During the development of automated tests, test data is sometimes
represented in blobs, stored in central repositories. They are often
shared across automated tests and help setting them up. The
repositories can take the form of code (constructing a complete tree
of objects), files or even relational databases.
The creation of a shared repository of test data is often introduced
because creating and setting up test data is difficult or costly, both
at development and execution time. Some reasons:
- the domain objects and their collaborators are hard to construct,
fake or wire in a test,
- the domain is itself very complex and test writers have to master
many aspects of the domain to create the correct test data at
runtime,
- the creation of these objects takes time to execute.
Check if those reasons really apply to your software project. Is 2)

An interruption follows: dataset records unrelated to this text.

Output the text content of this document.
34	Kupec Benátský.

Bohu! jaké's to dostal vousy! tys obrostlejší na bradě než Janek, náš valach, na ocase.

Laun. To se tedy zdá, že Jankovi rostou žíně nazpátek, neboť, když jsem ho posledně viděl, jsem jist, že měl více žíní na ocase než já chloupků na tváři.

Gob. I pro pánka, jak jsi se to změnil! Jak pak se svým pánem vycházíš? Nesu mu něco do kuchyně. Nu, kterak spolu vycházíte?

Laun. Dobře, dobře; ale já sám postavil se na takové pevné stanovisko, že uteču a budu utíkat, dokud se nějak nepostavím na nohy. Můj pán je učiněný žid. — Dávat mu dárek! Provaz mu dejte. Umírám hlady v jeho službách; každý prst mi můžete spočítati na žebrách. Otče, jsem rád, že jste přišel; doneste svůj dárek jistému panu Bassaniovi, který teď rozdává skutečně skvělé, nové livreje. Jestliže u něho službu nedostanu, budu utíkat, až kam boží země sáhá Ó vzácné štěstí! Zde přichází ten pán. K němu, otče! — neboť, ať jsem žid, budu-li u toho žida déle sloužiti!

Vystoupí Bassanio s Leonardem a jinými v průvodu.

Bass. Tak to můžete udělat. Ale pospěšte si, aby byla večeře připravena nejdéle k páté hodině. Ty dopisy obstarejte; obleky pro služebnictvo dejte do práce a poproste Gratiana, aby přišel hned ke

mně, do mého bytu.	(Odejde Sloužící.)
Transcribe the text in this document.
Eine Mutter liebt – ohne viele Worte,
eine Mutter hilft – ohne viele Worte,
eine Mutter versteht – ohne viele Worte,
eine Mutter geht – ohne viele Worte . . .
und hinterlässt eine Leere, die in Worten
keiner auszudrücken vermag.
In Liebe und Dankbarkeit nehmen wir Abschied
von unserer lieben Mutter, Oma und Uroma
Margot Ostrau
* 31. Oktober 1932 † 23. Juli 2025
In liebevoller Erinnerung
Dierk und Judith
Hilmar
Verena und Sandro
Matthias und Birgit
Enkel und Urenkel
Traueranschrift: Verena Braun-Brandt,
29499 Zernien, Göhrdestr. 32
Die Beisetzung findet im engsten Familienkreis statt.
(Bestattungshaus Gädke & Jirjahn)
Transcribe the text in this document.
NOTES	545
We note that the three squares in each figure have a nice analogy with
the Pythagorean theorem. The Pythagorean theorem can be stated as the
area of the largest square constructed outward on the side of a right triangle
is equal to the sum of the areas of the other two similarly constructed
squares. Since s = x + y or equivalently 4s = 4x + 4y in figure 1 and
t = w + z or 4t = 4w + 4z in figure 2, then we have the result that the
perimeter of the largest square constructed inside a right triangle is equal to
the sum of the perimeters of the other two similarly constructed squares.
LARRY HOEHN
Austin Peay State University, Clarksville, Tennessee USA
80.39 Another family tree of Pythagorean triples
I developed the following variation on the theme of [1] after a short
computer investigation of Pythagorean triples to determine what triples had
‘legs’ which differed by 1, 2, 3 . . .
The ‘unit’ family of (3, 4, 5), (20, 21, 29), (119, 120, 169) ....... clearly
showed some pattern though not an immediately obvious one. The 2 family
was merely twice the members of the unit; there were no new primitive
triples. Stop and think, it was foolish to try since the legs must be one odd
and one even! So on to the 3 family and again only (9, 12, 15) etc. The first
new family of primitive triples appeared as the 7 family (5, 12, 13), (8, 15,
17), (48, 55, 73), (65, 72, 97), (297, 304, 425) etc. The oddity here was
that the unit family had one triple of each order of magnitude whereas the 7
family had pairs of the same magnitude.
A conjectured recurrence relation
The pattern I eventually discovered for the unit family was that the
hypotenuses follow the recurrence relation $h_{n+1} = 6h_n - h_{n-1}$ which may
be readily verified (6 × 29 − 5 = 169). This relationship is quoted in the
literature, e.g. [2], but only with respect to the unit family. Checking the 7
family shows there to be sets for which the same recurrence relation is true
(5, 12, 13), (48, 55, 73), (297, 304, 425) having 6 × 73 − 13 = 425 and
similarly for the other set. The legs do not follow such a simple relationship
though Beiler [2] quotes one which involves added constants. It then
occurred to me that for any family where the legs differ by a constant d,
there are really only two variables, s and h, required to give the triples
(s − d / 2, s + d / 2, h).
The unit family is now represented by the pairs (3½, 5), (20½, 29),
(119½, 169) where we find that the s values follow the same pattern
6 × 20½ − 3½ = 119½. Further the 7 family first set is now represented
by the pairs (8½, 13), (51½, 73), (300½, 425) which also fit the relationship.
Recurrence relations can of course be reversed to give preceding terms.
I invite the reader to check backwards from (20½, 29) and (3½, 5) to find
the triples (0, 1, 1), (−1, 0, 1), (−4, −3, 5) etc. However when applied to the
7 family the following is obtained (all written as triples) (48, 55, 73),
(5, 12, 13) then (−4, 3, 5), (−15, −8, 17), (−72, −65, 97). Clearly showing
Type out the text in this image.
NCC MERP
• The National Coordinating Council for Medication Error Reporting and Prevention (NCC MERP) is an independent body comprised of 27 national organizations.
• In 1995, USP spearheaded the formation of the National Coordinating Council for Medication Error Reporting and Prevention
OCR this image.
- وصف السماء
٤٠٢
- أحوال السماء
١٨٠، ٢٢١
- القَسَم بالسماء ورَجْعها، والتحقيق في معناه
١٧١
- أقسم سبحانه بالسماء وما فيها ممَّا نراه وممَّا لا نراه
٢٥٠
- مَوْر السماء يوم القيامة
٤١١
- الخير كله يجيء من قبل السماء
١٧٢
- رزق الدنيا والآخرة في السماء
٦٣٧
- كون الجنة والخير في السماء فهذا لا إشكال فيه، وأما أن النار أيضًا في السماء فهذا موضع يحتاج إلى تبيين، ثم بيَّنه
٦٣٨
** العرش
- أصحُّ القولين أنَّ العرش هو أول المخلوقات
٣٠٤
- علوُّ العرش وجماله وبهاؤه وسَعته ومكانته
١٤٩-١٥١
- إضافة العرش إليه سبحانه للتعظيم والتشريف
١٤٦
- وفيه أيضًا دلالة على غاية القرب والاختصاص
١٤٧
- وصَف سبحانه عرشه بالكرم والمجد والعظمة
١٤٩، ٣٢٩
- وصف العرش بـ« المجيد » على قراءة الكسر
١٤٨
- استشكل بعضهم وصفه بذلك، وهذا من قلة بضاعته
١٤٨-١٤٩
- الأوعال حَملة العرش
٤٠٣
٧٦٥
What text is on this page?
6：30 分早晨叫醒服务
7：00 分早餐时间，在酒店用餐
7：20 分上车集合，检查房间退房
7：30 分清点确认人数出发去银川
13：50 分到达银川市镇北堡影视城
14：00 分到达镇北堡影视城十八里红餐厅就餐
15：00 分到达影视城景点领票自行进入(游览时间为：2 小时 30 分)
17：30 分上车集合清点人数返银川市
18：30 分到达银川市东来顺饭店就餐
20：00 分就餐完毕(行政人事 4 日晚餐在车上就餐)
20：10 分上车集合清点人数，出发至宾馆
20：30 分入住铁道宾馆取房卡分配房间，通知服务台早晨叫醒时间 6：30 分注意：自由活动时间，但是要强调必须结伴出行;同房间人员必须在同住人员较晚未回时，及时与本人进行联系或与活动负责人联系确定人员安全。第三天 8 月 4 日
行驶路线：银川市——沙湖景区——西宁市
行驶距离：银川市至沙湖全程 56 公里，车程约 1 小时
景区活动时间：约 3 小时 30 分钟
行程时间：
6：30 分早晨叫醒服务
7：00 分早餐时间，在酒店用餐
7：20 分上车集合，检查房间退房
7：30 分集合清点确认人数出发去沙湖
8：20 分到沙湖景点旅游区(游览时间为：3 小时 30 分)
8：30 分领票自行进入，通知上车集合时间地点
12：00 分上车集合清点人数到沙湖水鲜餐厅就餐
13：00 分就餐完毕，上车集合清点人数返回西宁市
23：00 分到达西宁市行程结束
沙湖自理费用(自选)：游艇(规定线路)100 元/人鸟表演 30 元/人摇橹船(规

inherent to your domain? Can 1) and 3) be remedied? Are they even
maybe a result of the application of this anti-pattern?
Personal experience
I have worked on a project that had shared data in the form of a
centralized database against which every unit + acceptance test suite
would be run.
The database had been created at a certain date, then updated
sometimes by hand (handwritten SQL
) or code as well as standard
database schema migrations.
When a test failed it would be because the behaviors of the code
changed (intentionally or not) or because the test data had not been
migrated. Finding out what nature the test data had was also
difficult. Did that person write this test against object O
because
it was an object with a precise, intended set up or because somehow it
had some property that the writer of the test liked? Those aspects
were almost never documented. In effect it meant that the test would
often not document what it was constructed against.
Also the test data always grew because modifying items would mean
taking the risk of breaking tests that you had no idea how to fix.
Why is a blob of test-data an unit-test anti-pattern?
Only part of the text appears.